Die kurze Antwort: Ja! Die lange Antwort: Jaaaaaaaaa! Okay, vielleicht nicht jeder hat einen Nackenknochen, der so prominent ist, dass man ihn mit bloßem Auge aus dem Weltall erkennen kann, aber er ist definitiv etwas, das die meisten von uns haben. Es ist einfach Teil unserer Anatomie. Manche haben eben einen etwas markanteren "Nacken-Hügel", andere einen eher dezenten "Nacken-Kieselstein".
Und wisst ihr was? Er ist einzigartig! So wie euer Fingerabdruck oder eure Nase. Euer Nackenknochen ist EUER Nackenknochen. Tragt ihn mit Stolz! (Es sei denn, er verursacht Schmerzen. Dann solltet ihr vielleicht doch mal einen Arzt aufsuchen. Aber davon gehen wir jetzt mal nicht aus!)
Okay, "feiern" klingt vielleicht etwas übertrieben. Aber lasst uns mal überlegen, wie wir unserem Nackenknochen etwas mehr Aufmerksamkeit schenken können (im positiven Sinne, versteht sich!).
Massagen! Ein sanftes Kneten des Nackens kann Wunder wirken. Nicht nur für den Knochen selbst (der sich darüber wahrscheinlich kugellach...), sondern auch für die umliegenden Muskeln. Weg mit den Verspannungen, her mit der Entspannung!
Die richtige Haltung! Ja, ja, ich weiß, das predigen einem die Eltern schon seit der Kindheit. Aber es stimmt nun mal! Eine gute Haltung entlastet den Nacken und kann dazu beitragen, dass der Knochen nicht unnötig belastet wird. Stell dir vor, du bist eine Marionette und jemand zieht sanft an deinem Faden hoch. Zack, gerade Rücken!
Accessoires! Ein schöner Schal oder eine auffällige Kette können den Fokus vom Nacken ablenken (falls du das möchtest). Oder, noch besser, sie können deinen Nackenknochen sogar in Szene setzen! Warum nicht?
"Sei du selbst, denn alle anderen gibt es schon." - Oscar Wilde (oder vielleicht auch jemand, der einfach nur seinen Nackenknochen mochte)

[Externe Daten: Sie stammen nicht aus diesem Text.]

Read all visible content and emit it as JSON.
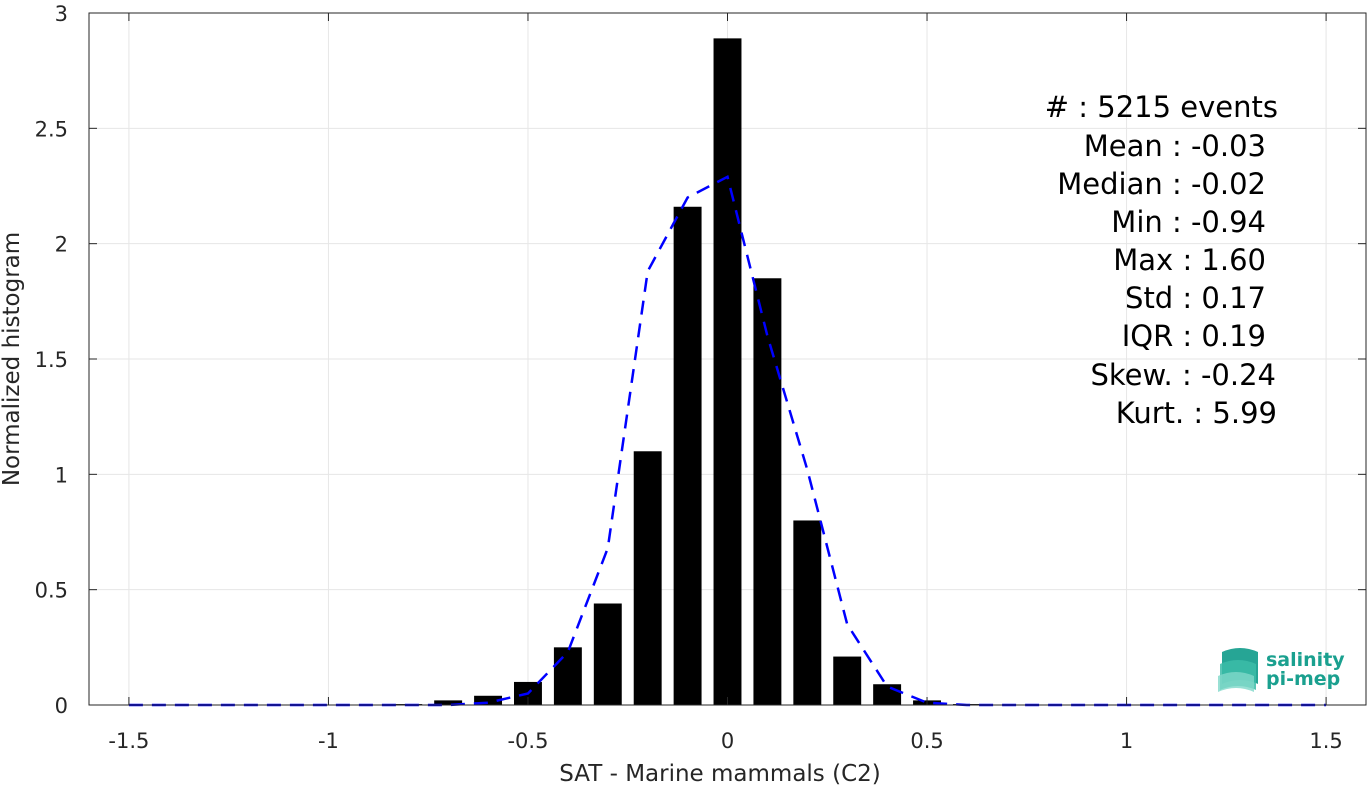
{
  "chart_data": {
    "type": "bar",
    "xlabel": "SAT - Marine mammals (C2)",
    "ylabel": "Normalized histogram",
    "xlim": [
      -1.6,
      1.6
    ],
    "ylim": [
      0,
      3
    ],
    "xticks": [
      -1.5,
      -1,
      -0.5,
      0,
      0.5,
      1,
      1.5
    ],
    "xtick_labels": [
      "-1.5",
      "-1",
      "-0.5",
      "0",
      "0.5",
      "1",
      "1.5"
    ],
    "yticks": [
      0,
      0.5,
      1,
      1.5,
      2,
      2.5,
      3
    ],
    "ytick_labels": [
      "0",
      "0.5",
      "1",
      "1.5",
      "2",
      "2.5",
      "3"
    ],
    "grid": true,
    "bar_width": 0.07,
    "bars": {
      "x": [
        -1.5,
        -1.4,
        -1.3,
        -1.2,
        -1.1,
        -1.0,
        -0.9,
        -0.8,
        -0.7,
        -0.6,
        -0.5,
        -0.4,
        -0.3,
        -0.2,
        -0.1,
        0.0,
        0.1,
        0.2,
        0.3,
        0.4,
        0.5,
        0.6,
        0.7,
        0.8,
        0.9,
        1.0,
        1.1,
        1.2,
        1.3,
        1.4,
        1.5
      ],
      "values": [
        0,
        0,
        0,
        0,
        0,
        0,
        0,
        0.004,
        0.02,
        0.04,
        0.1,
        0.25,
        0.44,
        1.1,
        2.16,
        2.89,
        1.85,
        0.8,
        0.21,
        0.09,
        0.02,
        0.004,
        0,
        0,
        0,
        0,
        0,
        0,
        0,
        0,
        0.002
      ],
      "color": "#000000"
    },
    "fit_line": {
      "style": "dashed",
      "color": "#0000ff",
      "x": [
        -1.5,
        -1.4,
        -1.3,
        -1.2,
        -1.1,
        -1.0,
        -0.9,
        -0.8,
        -0.7,
        -0.6,
        -0.5,
        -0.4,
        -0.3,
        -0.2,
        -0.1,
        0.0,
        0.1,
        0.2,
        0.3,
        0.4,
        0.5,
        0.6,
        0.7,
        0.8,
        0.9,
        1.0,
        1.1,
        1.2,
        1.3,
        1.4,
        1.5
      ],
      "y": [
        0,
        0,
        0,
        0,
        0,
        0,
        0,
        0,
        0,
        0.01,
        0.05,
        0.23,
        0.68,
        1.88,
        2.2,
        2.29,
        1.6,
        1.02,
        0.35,
        0.08,
        0.01,
        0,
        0,
        0,
        0,
        0,
        0,
        0,
        0,
        0,
        0
      ]
    }
  },
  "stats": {
    "count": "#  : 5215 events",
    "mean": "Mean : -0.03",
    "median": "Median : -0.02",
    "min": "Min : -0.94",
    "max": "Max : 1.60",
    "std": "Std : 0.17",
    "iqr": "IQR : 0.19",
    "skew": "Skew. : -0.24",
    "kurt": "Kurt. : 5.99"
  },
  "logo": {
    "line1": "salinity",
    "line2": "pi-mep",
    "color": "#1aa08f"
  }
}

Atlaswirbel - Verspannungen lösen mit nur EINER Übung (gegen
Fazit: Liebe deinen Nackenknochen!
Klar, manchmal nervt er vielleicht. Gerade dann, wenn er beim Tragen eines Rucksacks drückt oder beim Schlafen unbequem ist. Aber im Grunde ist der Knochen am Nacken ein Teil von dir. Ein Teil, der dich einzigartig macht. Ein Teil, der dich mit Stolz aufrecht stehen lässt. (Im wahrsten Sinne des Wortes!) Also, lach darüber, akzeptiere ihn, und feiere ihn (im Stillen, versteht sich). Dein Nackenknochen wird es dir danken!
Und denk daran: Solange er nicht anfängt, dir Gutenachtgeschichten zu erzählen oder dich zum Spaziergang zu überreden, ist alles im grünen Bereich! Entspann dich und genieße dein Leben mit deinem persönlichen Nacken-Mount-Everest! (Oder Nacken-Kieselstein. Je nachdem, wie dramatisch du es sehen möchtest.)